It is some time since I have felt like writing to you. My nights are passed writing prose for posterity to read. This is because I have been dissatisfied both with you and with myself, which is most extraordinary. I find myself to-day in a more indulgent frame of mind. This evening I heard Madame Persiani, which has reconciled me with human nature. If I were King Saul I should put her in the place of David.

I am told that M. de Pongerville, the Academician, is going to die. This grieves me, because I shall not take his place, and I should prefer that he wait until my time were come. This Pongerville made a metrical translation of a Latin poet named Lucretius, who died at the age of forty-three from the effect of a love-potion which he took to make himself beloved or lovable. But previous to this he had composed a long poem on The Nature of Things, a poem atheistic, impious, abominable, and so forth.

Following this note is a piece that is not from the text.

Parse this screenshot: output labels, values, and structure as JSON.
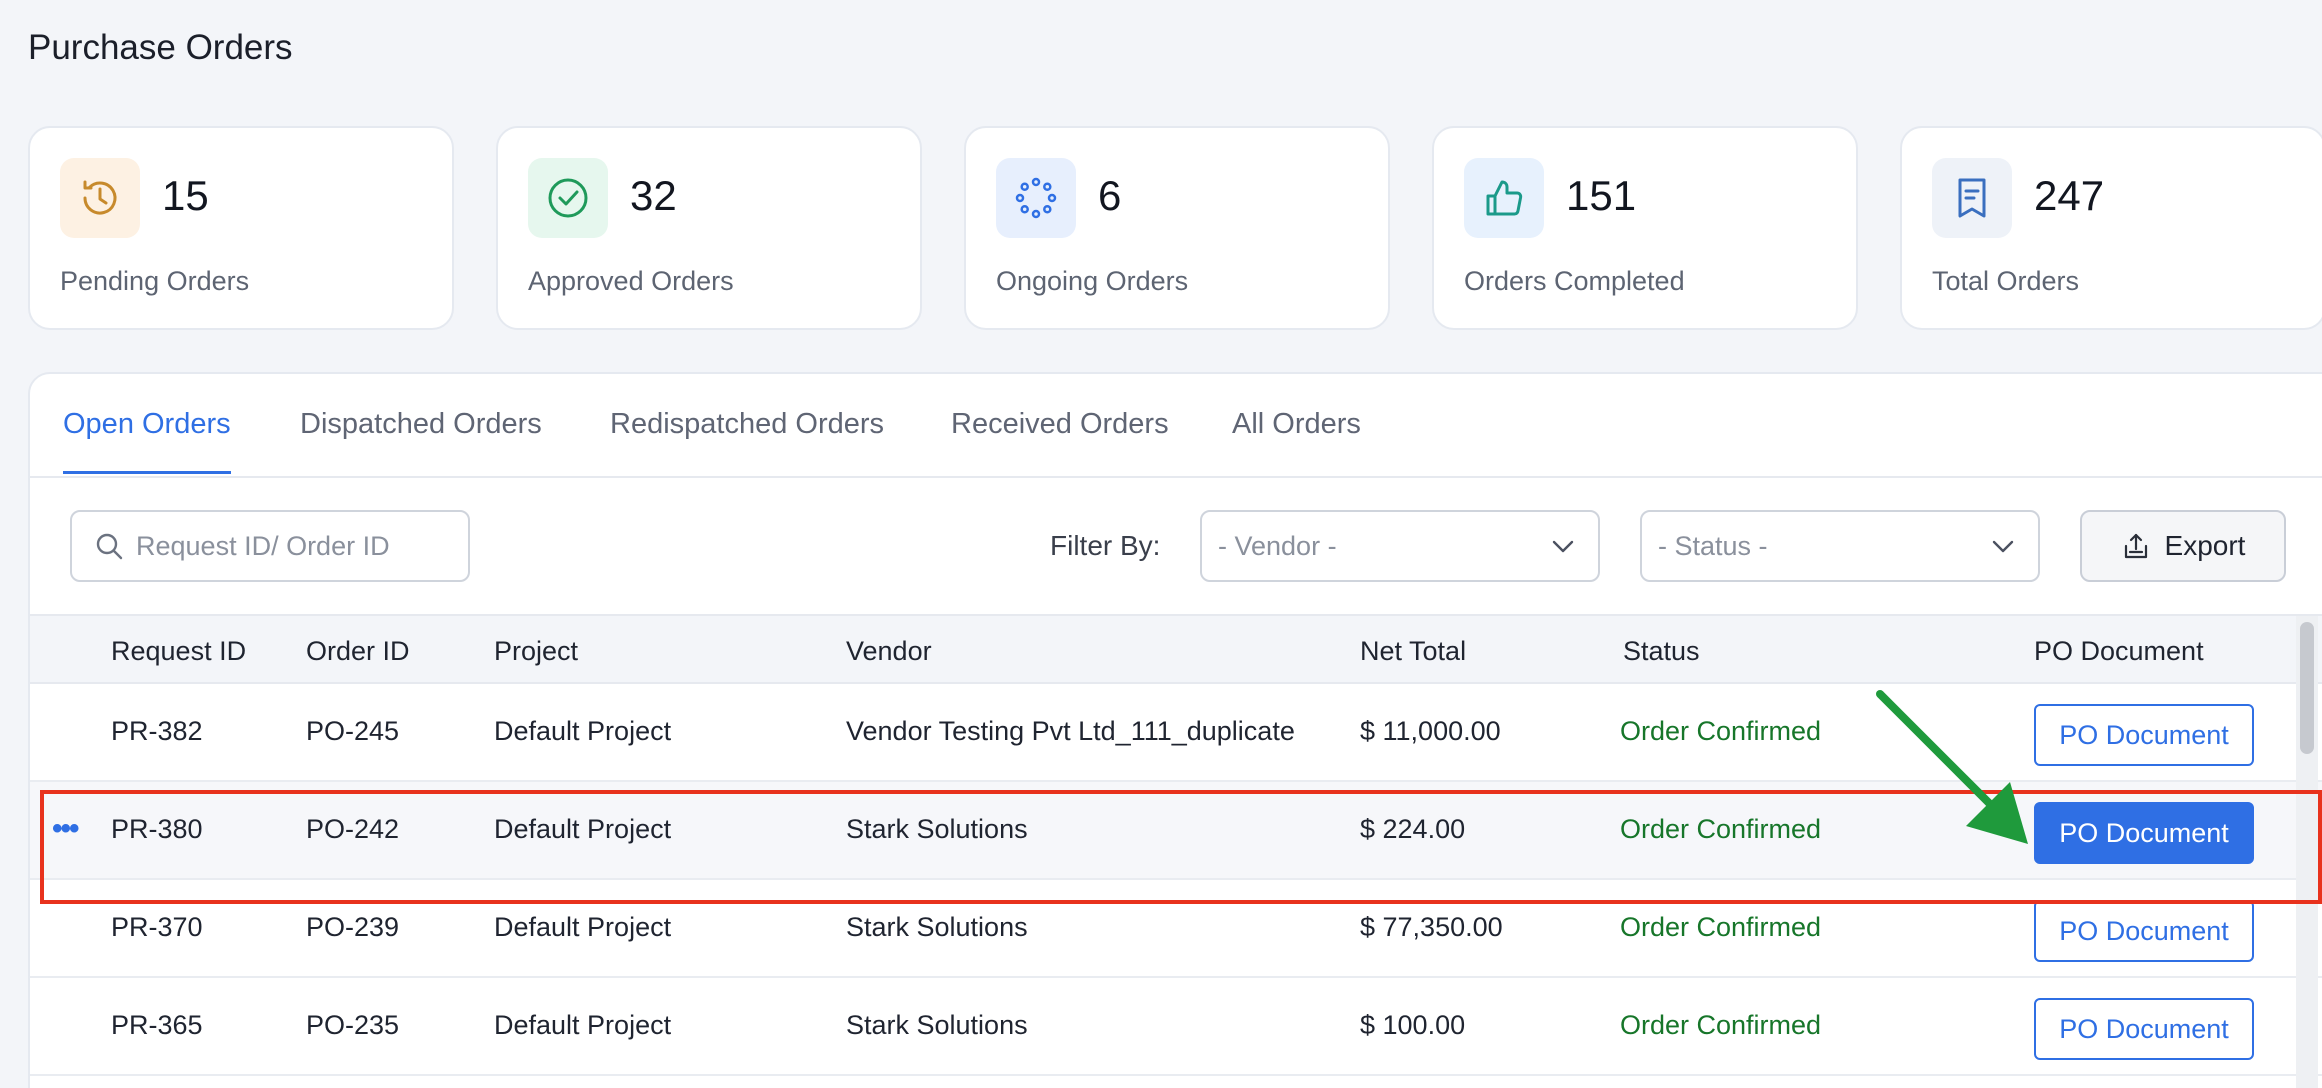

M. de Pongerville’s health troubles me more than it should, and, besides, I shall be obliged to start out at ten o’clock day after to-morrow for the vexatious fatigues of New Year’s Day. Why is it a matter of course that everybody on this day should either go visiting or else feel it necessary to raise Cain? I have still other grievances, which would make you laugh, so I shall not tell them to you.

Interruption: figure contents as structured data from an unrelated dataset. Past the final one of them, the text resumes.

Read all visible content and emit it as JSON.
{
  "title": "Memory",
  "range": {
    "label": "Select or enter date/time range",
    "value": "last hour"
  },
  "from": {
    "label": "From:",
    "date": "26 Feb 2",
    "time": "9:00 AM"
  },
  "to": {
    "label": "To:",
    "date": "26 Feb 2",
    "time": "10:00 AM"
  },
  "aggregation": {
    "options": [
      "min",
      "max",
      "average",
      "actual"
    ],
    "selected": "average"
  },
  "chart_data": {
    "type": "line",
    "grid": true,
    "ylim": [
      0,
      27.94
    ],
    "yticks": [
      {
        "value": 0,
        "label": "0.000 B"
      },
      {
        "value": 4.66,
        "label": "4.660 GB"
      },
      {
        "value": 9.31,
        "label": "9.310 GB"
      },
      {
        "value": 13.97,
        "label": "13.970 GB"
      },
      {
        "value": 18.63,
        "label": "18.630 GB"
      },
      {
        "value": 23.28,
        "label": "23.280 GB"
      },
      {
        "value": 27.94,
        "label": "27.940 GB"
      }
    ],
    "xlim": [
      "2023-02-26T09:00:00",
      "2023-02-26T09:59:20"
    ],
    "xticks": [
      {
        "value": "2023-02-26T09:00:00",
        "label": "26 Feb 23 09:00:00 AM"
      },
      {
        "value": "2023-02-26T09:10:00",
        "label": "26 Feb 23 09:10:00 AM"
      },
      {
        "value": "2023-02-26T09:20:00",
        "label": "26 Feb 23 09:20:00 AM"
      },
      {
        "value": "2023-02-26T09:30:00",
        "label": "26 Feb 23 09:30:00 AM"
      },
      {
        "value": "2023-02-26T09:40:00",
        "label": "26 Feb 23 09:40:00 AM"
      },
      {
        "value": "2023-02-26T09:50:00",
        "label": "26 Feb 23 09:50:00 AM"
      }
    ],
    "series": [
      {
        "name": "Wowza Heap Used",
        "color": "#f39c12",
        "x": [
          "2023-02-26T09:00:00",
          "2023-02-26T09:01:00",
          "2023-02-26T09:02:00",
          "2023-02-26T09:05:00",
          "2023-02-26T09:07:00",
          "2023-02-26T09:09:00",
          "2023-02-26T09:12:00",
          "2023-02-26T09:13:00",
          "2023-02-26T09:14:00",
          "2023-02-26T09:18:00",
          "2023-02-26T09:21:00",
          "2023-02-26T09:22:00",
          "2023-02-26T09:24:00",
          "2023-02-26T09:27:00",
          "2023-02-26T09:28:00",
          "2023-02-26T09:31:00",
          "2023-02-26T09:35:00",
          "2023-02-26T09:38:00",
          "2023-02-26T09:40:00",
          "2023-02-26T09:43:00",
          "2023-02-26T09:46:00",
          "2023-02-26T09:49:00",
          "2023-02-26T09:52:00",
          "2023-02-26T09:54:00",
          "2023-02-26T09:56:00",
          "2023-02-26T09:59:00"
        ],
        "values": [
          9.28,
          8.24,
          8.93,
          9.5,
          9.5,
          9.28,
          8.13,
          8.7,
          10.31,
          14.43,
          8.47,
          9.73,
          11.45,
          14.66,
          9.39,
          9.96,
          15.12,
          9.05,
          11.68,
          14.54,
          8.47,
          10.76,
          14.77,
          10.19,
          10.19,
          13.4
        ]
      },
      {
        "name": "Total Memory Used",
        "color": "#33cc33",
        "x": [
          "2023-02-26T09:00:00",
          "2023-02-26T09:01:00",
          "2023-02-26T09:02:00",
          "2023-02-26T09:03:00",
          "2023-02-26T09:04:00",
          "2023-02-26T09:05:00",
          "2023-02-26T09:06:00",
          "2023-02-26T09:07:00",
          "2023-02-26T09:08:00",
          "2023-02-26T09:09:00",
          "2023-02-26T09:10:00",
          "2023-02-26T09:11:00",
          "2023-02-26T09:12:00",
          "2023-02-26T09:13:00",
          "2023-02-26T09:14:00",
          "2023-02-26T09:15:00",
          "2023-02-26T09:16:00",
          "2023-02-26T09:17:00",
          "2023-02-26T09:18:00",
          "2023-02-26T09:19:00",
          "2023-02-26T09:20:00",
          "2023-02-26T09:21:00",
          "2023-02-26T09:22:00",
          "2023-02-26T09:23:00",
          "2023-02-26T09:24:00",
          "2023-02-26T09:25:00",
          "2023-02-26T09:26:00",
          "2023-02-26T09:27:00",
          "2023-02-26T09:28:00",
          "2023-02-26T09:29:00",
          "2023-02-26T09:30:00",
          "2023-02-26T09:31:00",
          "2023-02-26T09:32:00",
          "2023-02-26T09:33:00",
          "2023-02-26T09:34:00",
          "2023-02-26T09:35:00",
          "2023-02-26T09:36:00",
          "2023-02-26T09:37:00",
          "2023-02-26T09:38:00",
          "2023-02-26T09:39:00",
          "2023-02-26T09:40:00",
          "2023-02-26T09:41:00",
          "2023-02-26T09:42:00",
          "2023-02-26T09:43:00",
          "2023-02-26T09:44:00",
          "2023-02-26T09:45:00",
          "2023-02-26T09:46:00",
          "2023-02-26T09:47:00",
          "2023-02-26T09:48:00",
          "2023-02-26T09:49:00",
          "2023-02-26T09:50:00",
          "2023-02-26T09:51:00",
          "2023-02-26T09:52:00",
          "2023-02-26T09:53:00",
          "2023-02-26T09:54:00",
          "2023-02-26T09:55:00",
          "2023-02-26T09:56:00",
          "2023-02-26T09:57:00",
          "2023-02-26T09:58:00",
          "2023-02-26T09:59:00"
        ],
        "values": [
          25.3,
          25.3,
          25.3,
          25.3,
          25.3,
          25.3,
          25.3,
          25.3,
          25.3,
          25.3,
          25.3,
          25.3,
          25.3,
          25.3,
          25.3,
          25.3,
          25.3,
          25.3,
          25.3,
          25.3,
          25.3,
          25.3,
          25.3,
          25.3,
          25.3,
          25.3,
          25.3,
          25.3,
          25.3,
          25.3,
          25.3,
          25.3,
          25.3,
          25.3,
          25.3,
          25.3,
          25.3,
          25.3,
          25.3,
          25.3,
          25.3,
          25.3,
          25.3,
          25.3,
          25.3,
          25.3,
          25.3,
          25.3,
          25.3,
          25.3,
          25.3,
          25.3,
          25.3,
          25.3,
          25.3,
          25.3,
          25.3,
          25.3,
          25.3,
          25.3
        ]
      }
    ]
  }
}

Do you know that if we continue to write to each other in this tone of friendly confidence, keeping to ourselves our secret thoughts, we have only one resource: that is, to be more careful of our style, then to publish some day our correspondence, as has been done for Voltaire and Balzac? You have a remarkable habit of considering as non-existent things of which you do not wish to speak, which certainly does great credit to your diplomacy. It seems to me that you grow more beautiful. This I thought impossible, for the boundless sea is not increased by the addition of a few drops of water. This proves that what you lose in one direction you gain in another. One improves in beauty when one is in health; one is in health when one has a wicked heart and a good digestion. Do you still eat little cakes?

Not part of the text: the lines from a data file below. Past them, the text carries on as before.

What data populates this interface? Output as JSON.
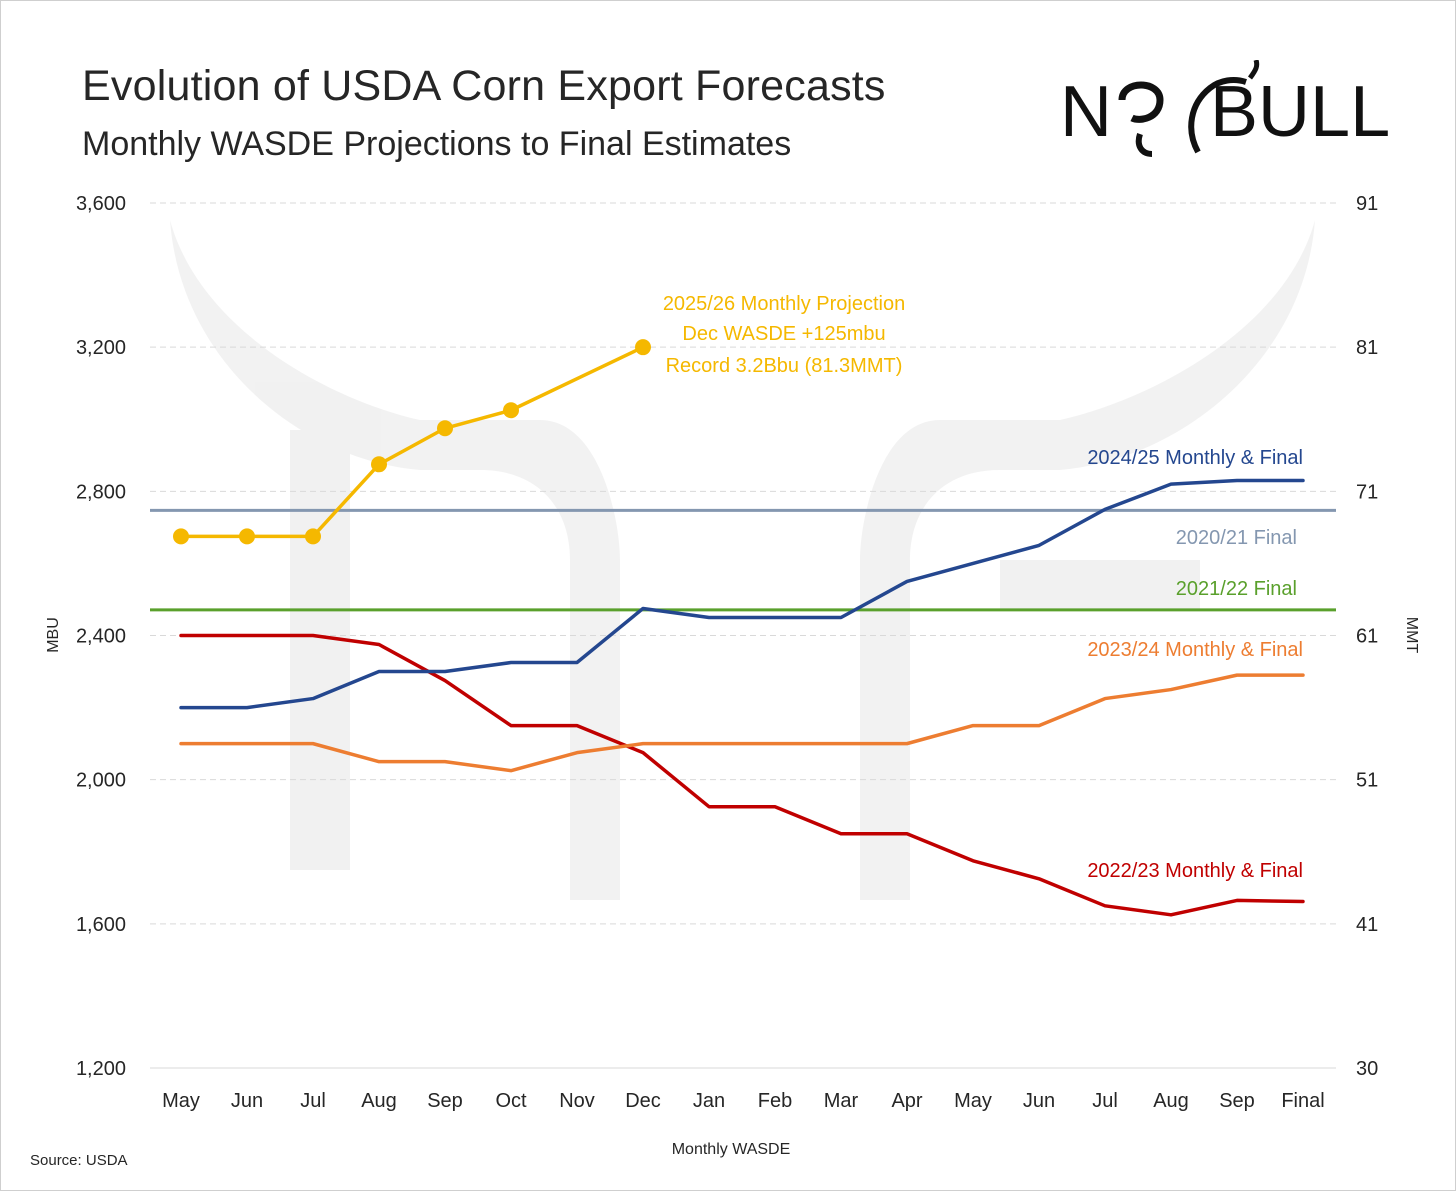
{
  "title": "Evolution of USDA Corn Export Forecasts",
  "subtitle": "Monthly WASDE Projections to Final Estimates",
  "logo": {
    "text": "NO BULL"
  },
  "source": "Source: USDA",
  "colors": {
    "s2025": "#F5B800",
    "s2024": "#24478F",
    "s2023": "#ED7D31",
    "s2022": "#C00000",
    "f2020": "#8497B0",
    "f2021": "#5AA02C",
    "grid": "#D9D9D9",
    "text": "#262626"
  },
  "chart_data": {
    "type": "line",
    "title": "Evolution of USDA Corn Export Forecasts",
    "xlabel": "Monthly WASDE",
    "ylabel": "MBU",
    "y2label": "MMT",
    "ylim": [
      1200,
      3600
    ],
    "yticks": [
      "1,200",
      "1,600",
      "2,000",
      "2,400",
      "2,800",
      "3,200",
      "3,600"
    ],
    "yticks_values": [
      1200,
      1600,
      2000,
      2400,
      2800,
      3200,
      3600
    ],
    "y2ticks": [
      "30",
      "41",
      "51",
      "61",
      "71",
      "81",
      "91"
    ],
    "categories": [
      "May",
      "Jun",
      "Jul",
      "Aug",
      "Sep",
      "Oct",
      "Nov",
      "Dec",
      "Jan",
      "Feb",
      "Mar",
      "Apr",
      "May",
      "Jun",
      "Jul",
      "Aug",
      "Sep",
      "Final"
    ],
    "series": [
      {
        "key": "s2025",
        "name": "2025/26 Monthly Projection",
        "markers": true,
        "values": [
          2675,
          2675,
          2675,
          2875,
          2975,
          3025,
          null,
          3200,
          null,
          null,
          null,
          null,
          null,
          null,
          null,
          null,
          null,
          null
        ]
      },
      {
        "key": "s2024",
        "name": "2024/25 Monthly & Final",
        "markers": false,
        "values": [
          2200,
          2200,
          2225,
          2300,
          2300,
          2325,
          2325,
          2475,
          2450,
          2450,
          2450,
          2550,
          2600,
          2650,
          2750,
          2820,
          2830,
          2830
        ]
      },
      {
        "key": "s2023",
        "name": "2023/24 Monthly & Final",
        "markers": false,
        "values": [
          2100,
          2100,
          2100,
          2050,
          2050,
          2025,
          2075,
          2100,
          2100,
          2100,
          2100,
          2100,
          2150,
          2150,
          2225,
          2250,
          2290,
          2290
        ]
      },
      {
        "key": "s2022",
        "name": "2022/23 Monthly & Final",
        "markers": false,
        "values": [
          2400,
          2400,
          2400,
          2375,
          2275,
          2150,
          2150,
          2075,
          1925,
          1925,
          1850,
          1850,
          1775,
          1725,
          1650,
          1625,
          1665,
          1662
        ]
      }
    ],
    "reference_lines": [
      {
        "key": "f2020",
        "name": "2020/21 Final",
        "value": 2747
      },
      {
        "key": "f2021",
        "name": "2021/22 Final",
        "value": 2471
      }
    ],
    "annotations": {
      "a2025": [
        "2025/26 Monthly Projection",
        "Dec WASDE +125mbu",
        "Record 3.2Bbu (81.3MMT)"
      ]
    }
  }
}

Good-bye. I wish you a happy ending of the old year, and a happy opening of the new year. Your friends will wear away your cheeks on that day. When I have finished the writing which I mentioned a while ago I shall go to London for a two weeks’ holiday. This will be towards Easter.

XXXV

December, 1842.

You must know that I have been very ill since we met. I have had all the cats in the world in my throat, all the fires of hell in my chest, and I have spent several days in bed, meditating on the things of this world. I seemed to be on the slope of a mountain, whose summit I had barely crossed, with infinite fatigue and little pleasure. This declivity was very steep, and tiresome to descend, and it would have been convenient to come to an opening before reaching the base. The only source of consolation that I have been able to discover along this descent is a little sunshine afar off, a few months spent in Italy, in Spain, or in Greece, in oblivion of the entire world, the present, and, above all, the future.

All this was not enlivening, but some one had brought me four volumes of Dr. Strauss’ Life of Jesus. In Germany this is called an exegesis; it is a Greek word which they have discovered, and it signifies discussion or interpretation carried to an extremely fine point; but it is highly amusing. I have noticed that a subject proves entertaining in proportion as it is devoid of a profitable conclusion. Do you not agree with me, Señora caprichosa?